ATELIER PEINTURE PHW

Filière: 

Formation B2 (4p) / Qualification C1 (4p) / Transition C2 et C3 (8p)

Professeur(s): 

Géraldine HARCKMAN Email : geraldineharckman@ecoleartuccle.be Etyen WERY Email : etiennewery@ecoleartuccle.be

Horaire: 

Lundi, mardi, mercredi de 18h à 21h20 Samedi de 9h30 à 12h50

Age d'admission: 

à partir de 16 ans

Localisation: 

Château / Rez / Droite

« Re-présenter, rendre l'absent présent, vivante l'image. » Alberti
Peindre, un jeu entre soi, ses blocages, ses attentes. Un support qui accueille et réagit avec un médium, un outil créateur d'inscription et de surface.
Il y a mes yeux qui regardent et/ou ma mémoire visuelle qui apporte et emmagasine de la complexité dans toute cette mise en oeuvre.

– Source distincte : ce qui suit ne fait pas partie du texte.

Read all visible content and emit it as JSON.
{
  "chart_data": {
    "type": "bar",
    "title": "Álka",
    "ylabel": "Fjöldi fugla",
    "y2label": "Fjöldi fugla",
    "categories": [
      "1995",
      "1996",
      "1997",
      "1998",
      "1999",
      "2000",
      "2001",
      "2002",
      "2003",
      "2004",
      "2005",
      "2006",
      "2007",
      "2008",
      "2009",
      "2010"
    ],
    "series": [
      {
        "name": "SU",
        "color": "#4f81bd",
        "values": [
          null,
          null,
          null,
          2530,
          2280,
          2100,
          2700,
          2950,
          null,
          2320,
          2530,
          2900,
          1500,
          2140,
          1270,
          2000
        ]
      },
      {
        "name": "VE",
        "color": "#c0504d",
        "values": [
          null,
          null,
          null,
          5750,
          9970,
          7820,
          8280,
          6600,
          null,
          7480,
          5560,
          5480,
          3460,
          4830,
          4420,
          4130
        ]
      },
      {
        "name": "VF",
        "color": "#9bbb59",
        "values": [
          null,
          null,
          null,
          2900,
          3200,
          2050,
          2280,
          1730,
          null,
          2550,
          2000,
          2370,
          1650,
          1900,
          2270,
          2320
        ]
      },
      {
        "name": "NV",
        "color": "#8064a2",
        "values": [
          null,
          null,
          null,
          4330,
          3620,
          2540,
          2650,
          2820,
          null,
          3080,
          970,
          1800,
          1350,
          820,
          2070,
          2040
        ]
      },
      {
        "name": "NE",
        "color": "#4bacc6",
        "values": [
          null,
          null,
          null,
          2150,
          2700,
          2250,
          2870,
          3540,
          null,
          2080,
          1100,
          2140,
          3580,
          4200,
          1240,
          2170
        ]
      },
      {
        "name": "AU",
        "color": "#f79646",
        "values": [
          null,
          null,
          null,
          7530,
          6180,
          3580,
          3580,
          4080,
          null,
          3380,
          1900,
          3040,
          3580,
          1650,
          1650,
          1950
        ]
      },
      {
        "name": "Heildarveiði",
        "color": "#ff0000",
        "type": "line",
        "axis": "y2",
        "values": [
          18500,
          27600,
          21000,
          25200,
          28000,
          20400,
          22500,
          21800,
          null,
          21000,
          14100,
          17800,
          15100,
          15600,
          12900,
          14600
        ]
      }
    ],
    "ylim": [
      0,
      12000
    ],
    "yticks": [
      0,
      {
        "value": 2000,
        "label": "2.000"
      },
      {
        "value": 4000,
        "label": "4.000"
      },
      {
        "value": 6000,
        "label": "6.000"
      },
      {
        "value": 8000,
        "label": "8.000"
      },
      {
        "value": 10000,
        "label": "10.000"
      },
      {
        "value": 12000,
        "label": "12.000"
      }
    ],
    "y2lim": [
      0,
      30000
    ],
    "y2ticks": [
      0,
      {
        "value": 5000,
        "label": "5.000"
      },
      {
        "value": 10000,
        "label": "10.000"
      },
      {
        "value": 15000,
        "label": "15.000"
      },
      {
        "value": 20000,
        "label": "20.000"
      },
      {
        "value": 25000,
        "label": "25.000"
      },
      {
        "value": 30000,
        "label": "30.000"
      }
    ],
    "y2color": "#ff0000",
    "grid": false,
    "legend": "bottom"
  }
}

Puis, il y a la technique qui est notre capacité progressive à réagir différemment en fonction des impératifs esthétiques que nous choisissons.
Le cours de Peinture PHW se découpe en plusieurs axes ou propositions

  1. Travail au long cours durant toute l'année à partir d'un thème :
    Par exemple, l'humeur mélancolique, LierRelierAssocier, Révélation et Résistance, etc. Le thème nous sert d'axe de réflexion tout au long de l'année, il nous permet une approche plus théorique (via des conférences, des présentations, des films etc.) et nous amène à regarder et à approcher certaines réponses d'artistes. A partir de ce thème, je propose de réaliser trois images (peintures, collages, dessins, photos, techniques mixtes etc.) pour la visite d'atelier qui donne lieu à un petit accrochage toutes années confondues. Je propose aussi de créer une citation (un nouveau tableau) à partir d'une oeuvre d'un artiste qui sera reliée au thème. 
  2. Travail hebdomadaire:
    Tout au long de l'année, se déroule un travail d'observation à partir de modèle vivant (en mouvement, via des poses rapides et longues) et d'installations. 
  3. Travail ponctuel:
    L'année sera parsemée de rendez-vous sur des notions spécifiques comme la couleur, le geste pictural, la surface, l'espace etc.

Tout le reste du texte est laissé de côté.